Une violente récession ne fait plus de doute

Plus de doute, l’économie est déjà en récession. Les chiffres du chômage américain en donnent la mesure : en deux semaines, les inscriptions au chômage ont bondi de plus de 6 millions (lire par ailleurs). Depuis la propagation de l'épidémie aux Etats-Unis, les économistes ont revu drastiquement leurs prévisions de croissance mondiale. «Les mesures de confinement et d’arrêts d’activités plus strictes pour lutter contre le Covid-19 en Europe et aux Etats-Unis pèsent sur les dépenses de consommation et des entreprises comme jamais depuis la Grande Dépression de 1930», affirment les économistes de Deutsche Bank. Une situation exacerbée par la concomitance d’un choc d’offre et de demande. Et même s’ils saluent la rapidité et l’ampleur des interventions des banques centrales et des gouvernements, tous sont convaincus que cette aide, nécessaire, permettra simplement d’amortir le choc.

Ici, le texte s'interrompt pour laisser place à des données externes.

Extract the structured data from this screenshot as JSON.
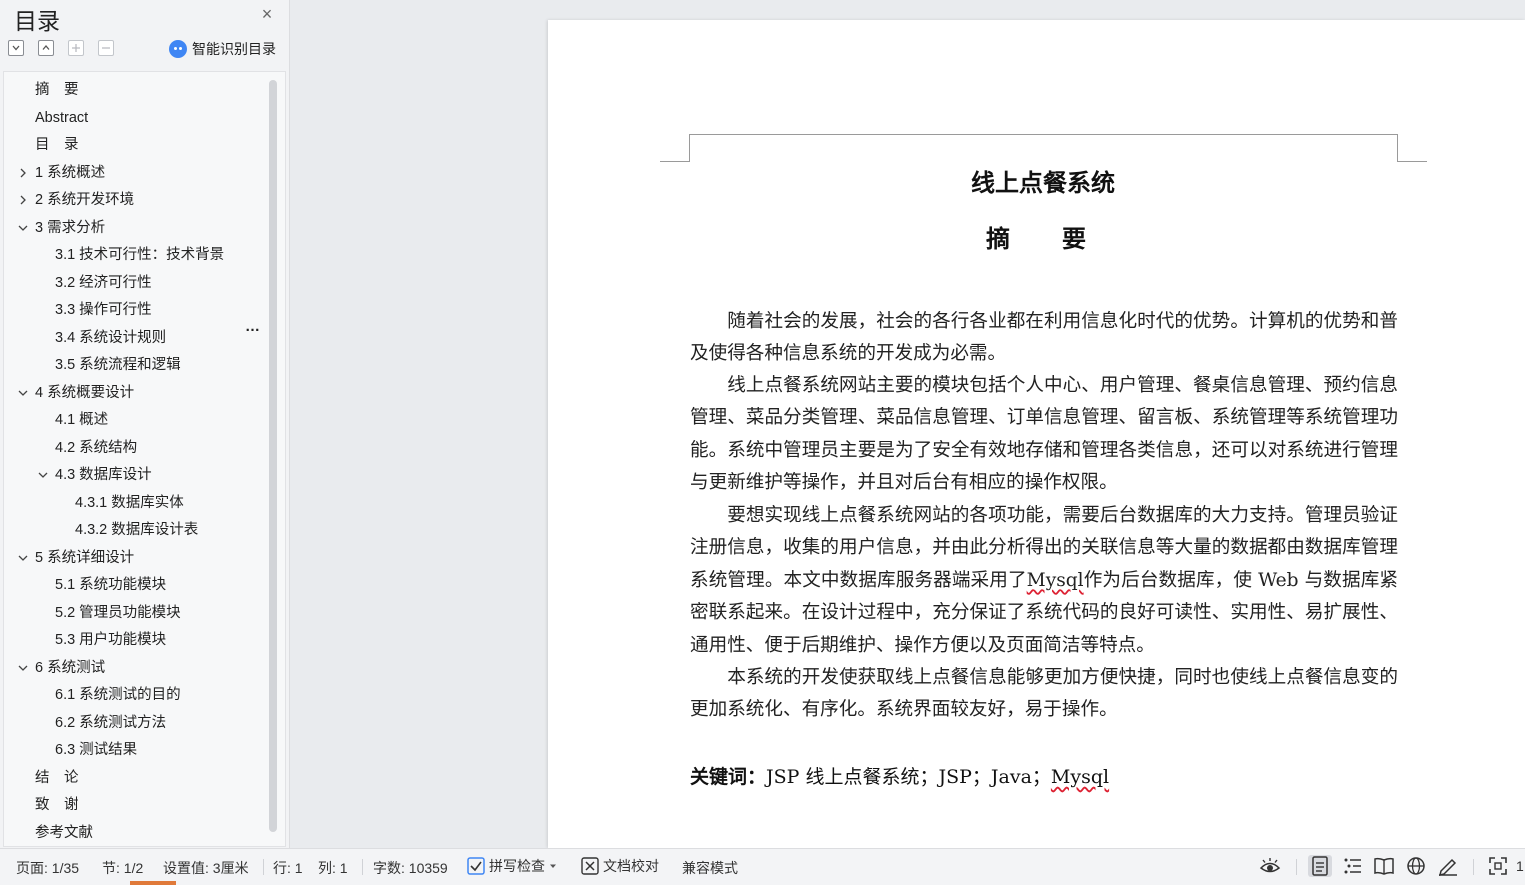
{
  "sidebar": {
    "title": "目录",
    "smart_toc_label": "智能识别目录",
    "toc_items": [
      {
        "label": "摘　要",
        "level": 0,
        "expandable": false,
        "expanded": false
      },
      {
        "label": "Abstract",
        "level": 0,
        "expandable": false,
        "expanded": false
      },
      {
        "label": "目　录",
        "level": 0,
        "expandable": false,
        "expanded": false
      },
      {
        "label": "1  系统概述",
        "level": 0,
        "expandable": true,
        "expanded": false
      },
      {
        "label": "2  系统开发环境",
        "level": 0,
        "expandable": true,
        "expanded": false
      },
      {
        "label": "3  需求分析",
        "level": 0,
        "expandable": true,
        "expanded": true
      },
      {
        "label": "3.1 技术可行性：技术背景",
        "level": 1,
        "expandable": false,
        "expanded": false
      },
      {
        "label": "3.2 经济可行性",
        "level": 1,
        "expandable": false,
        "expanded": false
      },
      {
        "label": "3.3 操作可行性",
        "level": 1,
        "expandable": false,
        "expanded": false
      },
      {
        "label": "3.4 系统设计规则",
        "level": 1,
        "expandable": false,
        "expanded": false
      },
      {
        "label": "3.5 系统流程和逻辑",
        "level": 1,
        "expandable": false,
        "expanded": false
      },
      {
        "label": "4  系统概要设计",
        "level": 0,
        "expandable": true,
        "expanded": true
      },
      {
        "label": "4.1 概述",
        "level": 1,
        "expandable": false,
        "expanded": false
      },
      {
        "label": "4.2 系统结构",
        "level": 1,
        "expandable": false,
        "expanded": false
      },
      {
        "label": "4.3 数据库设计",
        "level": 1,
        "expandable": true,
        "expanded": true
      },
      {
        "label": "4.3.1  数据库实体",
        "level": 2,
        "expandable": false,
        "expanded": false
      },
      {
        "label": "4.3.2  数据库设计表",
        "level": 2,
        "expandable": false,
        "expanded": false
      },
      {
        "label": "5  系统详细设计",
        "level": 0,
        "expandable": true,
        "expanded": true
      },
      {
        "label": "5.1 系统功能模块",
        "level": 1,
        "expandable": false,
        "expanded": false
      },
      {
        "label": "5.2 管理员功能模块",
        "level": 1,
        "expandable": false,
        "expanded": false
      },
      {
        "label": "5.3 用户功能模块",
        "level": 1,
        "expandable": false,
        "expanded": false
      },
      {
        "label": "6  系统测试",
        "level": 0,
        "expandable": true,
        "expanded": true
      },
      {
        "label": "6.1 系统测试的目的",
        "level": 1,
        "expandable": false,
        "expanded": false
      },
      {
        "label": "6.2 系统测试方法",
        "level": 1,
        "expandable": false,
        "expanded": false
      },
      {
        "label": "6.3 测试结果",
        "level": 1,
        "expandable": false,
        "expanded": false
      },
      {
        "label": "结　论",
        "level": 0,
        "expandable": false,
        "expanded": false
      },
      {
        "label": "致　谢",
        "level": 0,
        "expandable": false,
        "expanded": false
      },
      {
        "label": "参考文献",
        "level": 0,
        "expandable": false,
        "expanded": false
      }
    ],
    "more_label": "…"
  },
  "document": {
    "title": "线上点餐系统",
    "abstract_heading": "摘　要",
    "p1": "随着社会的发展，社会的各行各业都在利用信息化时代的优势。计算机的优势和普及使得各种信息系统的开发成为必需。",
    "p2": "线上点餐系统网站主要的模块包括个人中心、用户管理、餐桌信息管理、预约信息管理、菜品分类管理、菜品信息管理、订单信息管理、留言板、系统管理等系统管理功能。系统中管理员主要是为了安全有效地存储和管理各类信息，还可以对系统进行管理与更新维护等操作，并且对后台有相应的操作权限。",
    "p3_a": "要想实现线上点餐系统网站的各项功能，需要后台数据库的大力支持。管理员验证注册信息，收集的用户信息，并由此分析得出的关联信息等大量的数据都由数据库管理系统管理。本文中数据库服务器端采用了",
    "p3_mysql": "Mysql",
    "p3_b": "作为后台数据库，使 Web 与数据库紧密联系起来。在设计过程中，充分保证了系统代码的良好可读性、实用性、易扩展性、通用性、便于后期维护、操作方便以及页面简洁等特点。",
    "p4": "本系统的开发使获取线上点餐信息能够更加方便快捷，同时也使线上点餐信息变的更加系统化、有序化。系统界面较友好，易于操作。",
    "keywords_label": "关键词：",
    "keywords_a": "JSP 线上点餐系统；JSP；Java；",
    "keywords_mysql": "Mysql"
  },
  "statusbar": {
    "page": "页面: 1/35",
    "section": "节: 1/2",
    "setting": "设置值: 3厘米",
    "row": "行: 1",
    "col": "列: 1",
    "word_count": "字数: 10359",
    "spell_check": "拼写检查",
    "doc_proof": "文档校对",
    "compat_mode": "兼容模式",
    "zoom_digit": "1"
  },
  "colors": {
    "accent_blue": "#3f86f4",
    "spell_underline": "#d23",
    "status_orange": "#e07a3a"
  }
}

«Nous prévoyons dans notre scénario central une baisse de 2.000 milliards de dollars des PIB aux Etats-Unis et dans l’Union européenne d’ici à la fin de l’année par rapport à ce que nous anticipions avant la crise du coronavirus», explique la banque allemande qui table désormais sur des contractions de PIB de 7% en zone euro, de 4% aux Etats-Unis et de 1,4% en Chine. Les économistes de Fitch Ratings anticipent pour leur part une contraction de près de 2% du PIB au niveau mondial comme en 2009. «La rapidité à laquelle évolue la pandémie a rendu nécessaire une nouvelle révision forte de nos prévisions de croissance mondiale», expliquent ses économistes. Près d’un million de personnes ont été contaminées dans le monde et près de 50.000 en sont mortes. Nomura est sans doute l’un des plus pessimiste avec une contraction mondiale anticipée de 4%.

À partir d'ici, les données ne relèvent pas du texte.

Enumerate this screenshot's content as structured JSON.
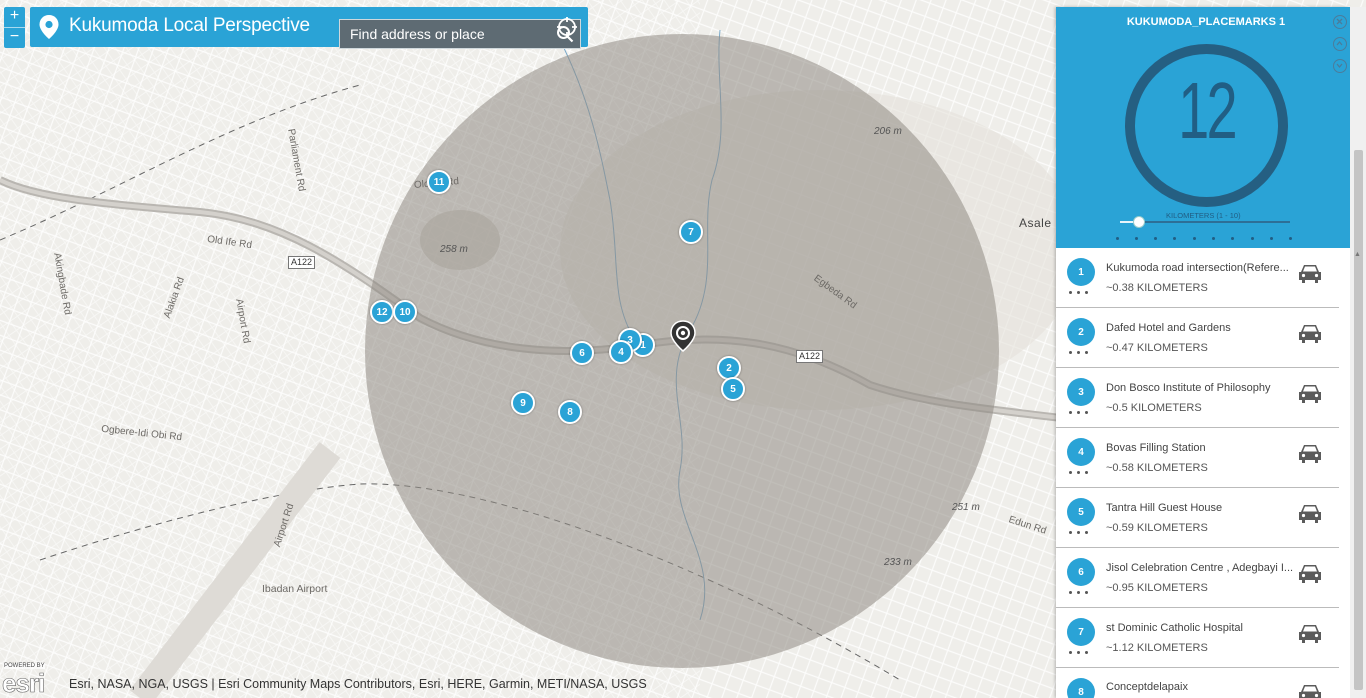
{
  "header": {
    "title": "Kukumoda Local Perspective",
    "search_placeholder": "Find address or place",
    "zoom_in": "+",
    "zoom_out": "−"
  },
  "map": {
    "roads": [
      "Parliament Rd",
      "Old Ife Rd",
      "Old Ife Rd",
      "Akingbade Rd",
      "Alakia Rd",
      "Airport Rd",
      "Ogbere-Idi Obi Rd",
      "Airport Rd",
      "Egbeda Rd",
      "Edun Rd"
    ],
    "highway_shields": [
      "A122",
      "A122"
    ],
    "places": [
      "Ibadan Airport",
      "Asale"
    ],
    "elevations": [
      "206 m",
      "258 m",
      "251 m",
      "233 m"
    ],
    "markers": [
      "11",
      "7",
      "12",
      "10",
      "3",
      "1",
      "4",
      "6",
      "2",
      "5",
      "9",
      "8"
    ]
  },
  "attribution": {
    "powered_by": "POWERED BY",
    "logo": "esri",
    "text": "Esri, NASA, NGA, USGS | Esri Community Maps Contributors, Esri, HERE, Garmin, METI/NASA, USGS"
  },
  "panel": {
    "title": "KUKUMODA_PLACEMARKS 1",
    "count": "12",
    "slider_label": "KILOMETERS (1 - 10)",
    "slider_value": 2,
    "slider_min": 1,
    "slider_max": 10,
    "places": [
      {
        "num": "1",
        "name": "Kukumoda road intersection(Refere...",
        "dist": "~0.38 KILOMETERS"
      },
      {
        "num": "2",
        "name": "Dafed Hotel and Gardens",
        "dist": "~0.47 KILOMETERS"
      },
      {
        "num": "3",
        "name": "Don Bosco Institute of Philosophy",
        "dist": "~0.5 KILOMETERS"
      },
      {
        "num": "4",
        "name": "Bovas Filling Station",
        "dist": "~0.58 KILOMETERS"
      },
      {
        "num": "5",
        "name": "Tantra Hill Guest House",
        "dist": "~0.59 KILOMETERS"
      },
      {
        "num": "6",
        "name": "Jisol Celebration Centre , Adegbayi I...",
        "dist": "~0.95 KILOMETERS"
      },
      {
        "num": "7",
        "name": "st Dominic Catholic Hospital",
        "dist": "~1.12 KILOMETERS"
      },
      {
        "num": "8",
        "name": "Conceptdelapaix",
        "dist": ""
      }
    ]
  },
  "colors": {
    "accent": "#2aa3d6",
    "ring": "#255f82",
    "buffer": "#8f8a84"
  }
}
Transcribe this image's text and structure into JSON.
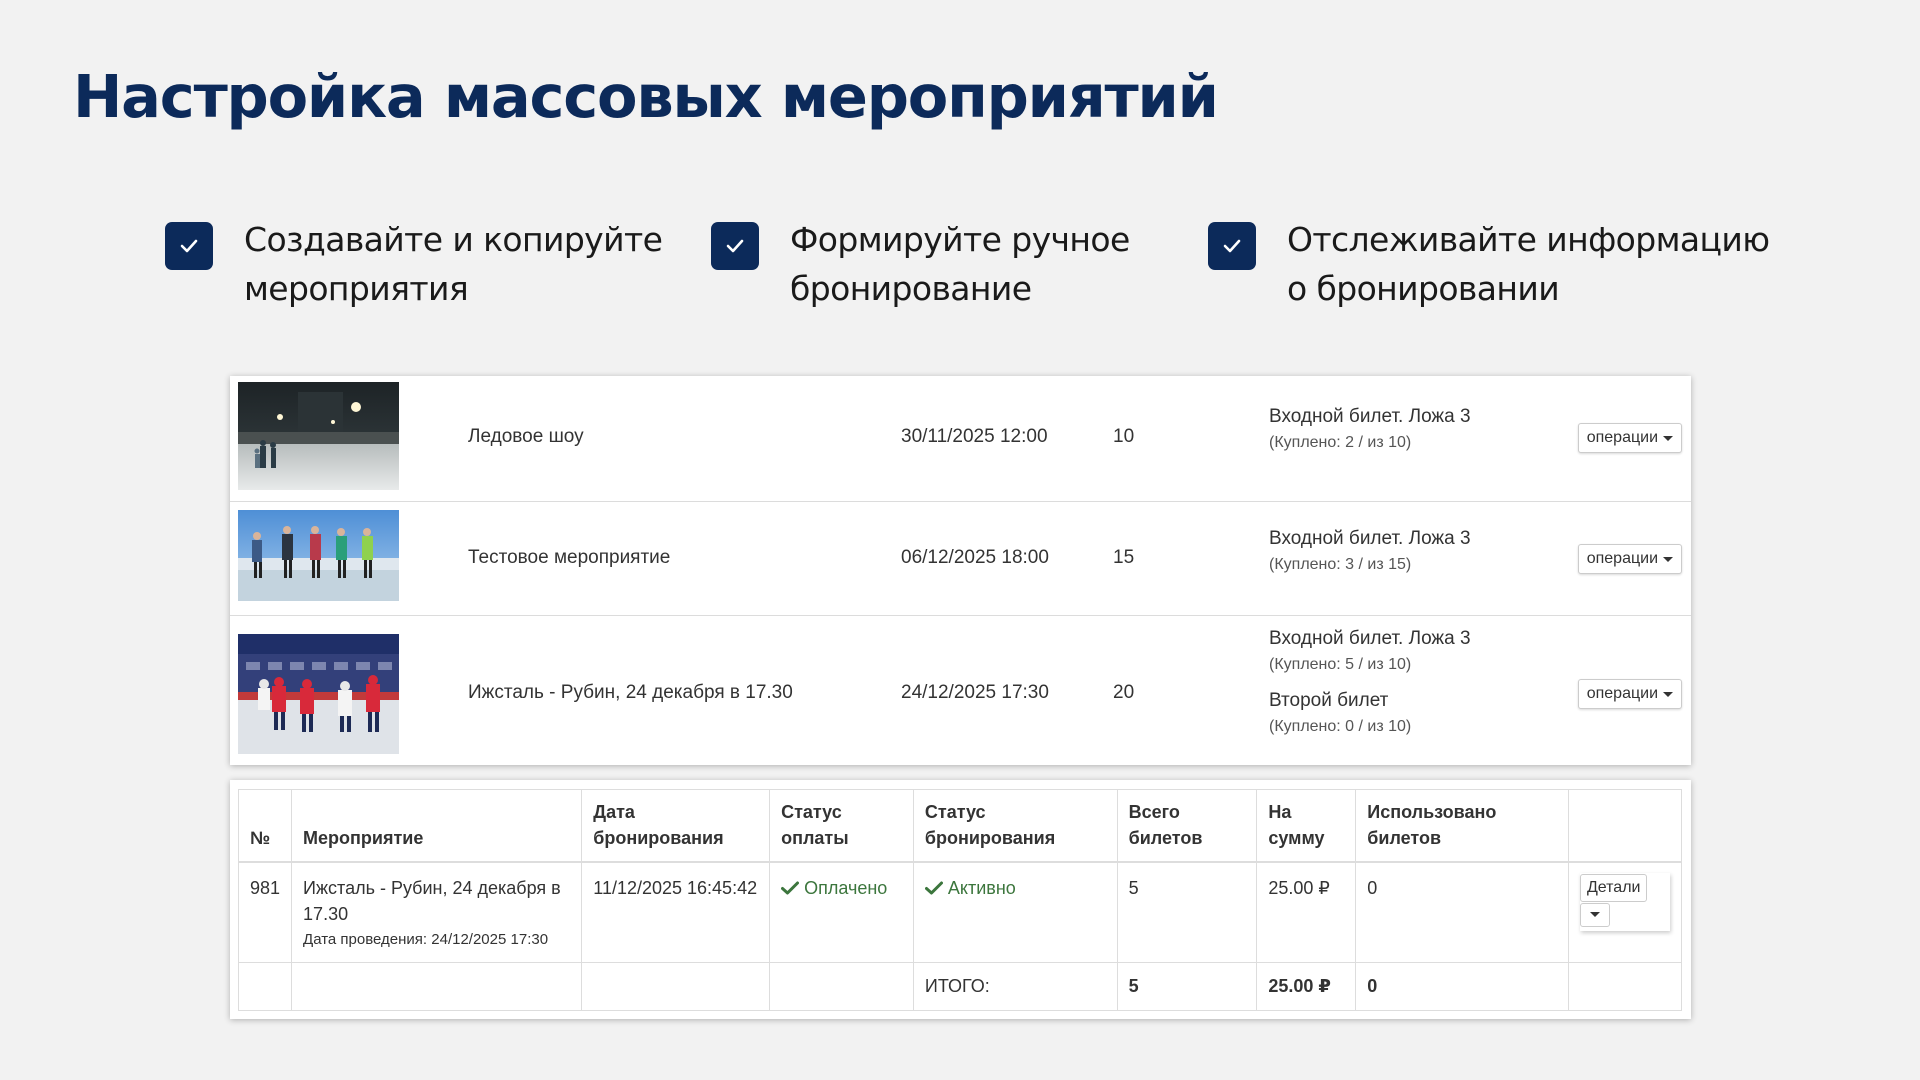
{
  "title": "Настройка массовых мероприятий",
  "features": [
    {
      "line1": "Создавайте и копируйте",
      "line2": "мероприятия"
    },
    {
      "line1": "Формируйте ручное",
      "line2": "бронирование"
    },
    {
      "line1": "Отслеживайте информацию",
      "line2": "о бронировании"
    }
  ],
  "events": [
    {
      "name": "Ледовое шоу",
      "datetime": "30/11/2025 12:00",
      "count": "10",
      "tickets": [
        {
          "name": "Входной билет. Ложа 3",
          "sold": "(Куплено: 2 / из 10)"
        }
      ],
      "ops": "операции"
    },
    {
      "name": "Тестовое мероприятие",
      "datetime": "06/12/2025 18:00",
      "count": "15",
      "tickets": [
        {
          "name": "Входной билет. Ложа 3",
          "sold": "(Куплено: 3 / из 15)"
        }
      ],
      "ops": "операции"
    },
    {
      "name": "Ижсталь - Рубин, 24 декабря в 17.30",
      "datetime": "24/12/2025 17:30",
      "count": "20",
      "tickets": [
        {
          "name": "Входной билет. Ложа 3",
          "sold": "(Куплено: 5 / из 10)"
        },
        {
          "name": "Второй билет",
          "sold": "(Куплено: 0 / из 10)"
        }
      ],
      "ops": "операции"
    }
  ],
  "booking_table": {
    "headers": {
      "num": "№",
      "event": "Мероприятие",
      "date_line1": "Дата",
      "date_line2": "бронирования",
      "pay_line1": "Статус",
      "pay_line2": "оплаты",
      "book_line1": "Статус",
      "book_line2": "бронирования",
      "total_line1": "Всего",
      "total_line2": "билетов",
      "sum_line1": "На",
      "sum_line2": "сумму",
      "used_line1": "Использовано",
      "used_line2": "билетов"
    },
    "row": {
      "num": "981",
      "event": "Ижсталь - Рубин, 24 декабря в 17.30",
      "event_date": "Дата проведения: 24/12/2025 17:30",
      "booking_date": "11/12/2025 16:45:42",
      "pay_status": "Оплачено",
      "book_status": "Активно",
      "tickets": "5",
      "sum": "25.00 ₽",
      "used": "0",
      "details": "Детали"
    },
    "totals": {
      "label": "ИТОГО:",
      "tickets": "5",
      "sum": "25.00 ₽",
      "used": "0"
    }
  },
  "colors": {
    "navy": "#0c2a5a",
    "status_green": "#3c763d",
    "background": "#f2f2f2"
  },
  "icons": {
    "feature": "check-icon",
    "status": "check-icon",
    "dropdown": "caret-down-icon"
  }
}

Le choc économique devrait se situer au deuxième trimestre, après celui de la Chine au premier. La banque japonaise attend une chute de 10% du PIB sur la période (en rythme trimestriel) en Europe et aux Etats-Unis. Mais ces prévisions restent encore très aléatoires. «Les risques restent élevés en raison de l’incertitude sur l’évolution de l’épidémie et la durée du confinement ainsi que de la forte volatilité sur les marchés», jugent les économistes de Nomura dont la fourchette de prévision pour la croissance mondiale, en fonction des divers scénarios, va de -2,2% à -6,9%. La question est celle de la longueur du confinement mais aussi de la stratégie de sortie de cette période (arrêt immédiat ou progressif du confinement, risque de deuxième vague de contamination…). Les économistes de Fitch estiment à 2 points de PIB le coût économique supplémentaire pour l’Europe et les Etats-Unis d’une prolongation du confinement à huit semaines avec une sortie très lente de ces mesures.
Quelle reprise ?
Une autre question se pose : celle de la vigueur du rebond une fois l’épidémie contrôlée. Les économistes semblent avoir abandonné l’idée d’une reprise forte et rapide et anticipent un retour graduel à la normale. «Une reprise au second semestre est possible à mesure que les restrictions sont levées mais les facteurs amplifiant la dislocation, comme les pertes d’emplois, la baisse des investissements de production, le choc sur les prix des matières premières et l’effondrement des marchés financiers risquent de contraindre cette reprise», affirme Fitch qui ne s’attend pas à ce que l’Europe et les Etats-Unis retrouvent leur niveau de PIB pré-coronavirus avant fin 2021. «Un rebond est possible en fin d’année sauf si la hausse du chômage a un impact récessif sur la demande», estime UBS. D’autant que contrairement à d’autres crises passées, le secteur des services, un important contributeur à l’emploi, est nettement plus touché que l’industrie. Les indices PMI, publiés ce matin, devraient confirmer un effondrement de ce secteur. Les économistes attendent une forte hausse du chômage. Deutsche Bank anticipe 15 millions de chômeurs supplémentaires aux Etats-Unis et 7,5 millions en Europe.
«Notre scénario central est celui d’une reprise en U plutôt qu’en V car les restrictions d’activité devraient être levées progressivement et à des rythmes différents selon les secteurs et les régions, souligne Joachim Fels, économiste chez Pimco. En outre remettre en route la chaîne d’approvisionnement et la chaîne logistique et de transport prendra un certain temps. En conséquence, après le plongeon actuel de l’activité (la première barre du U), nous anticipons un atterrissage de quelques mois après que le virus sera sous contrôle (le L dans le U) avant que la production et la demande ne reviennent à des niveaux normaux (la deuxième barre du U) grâce aux soutiens monétaire et budgétaire ».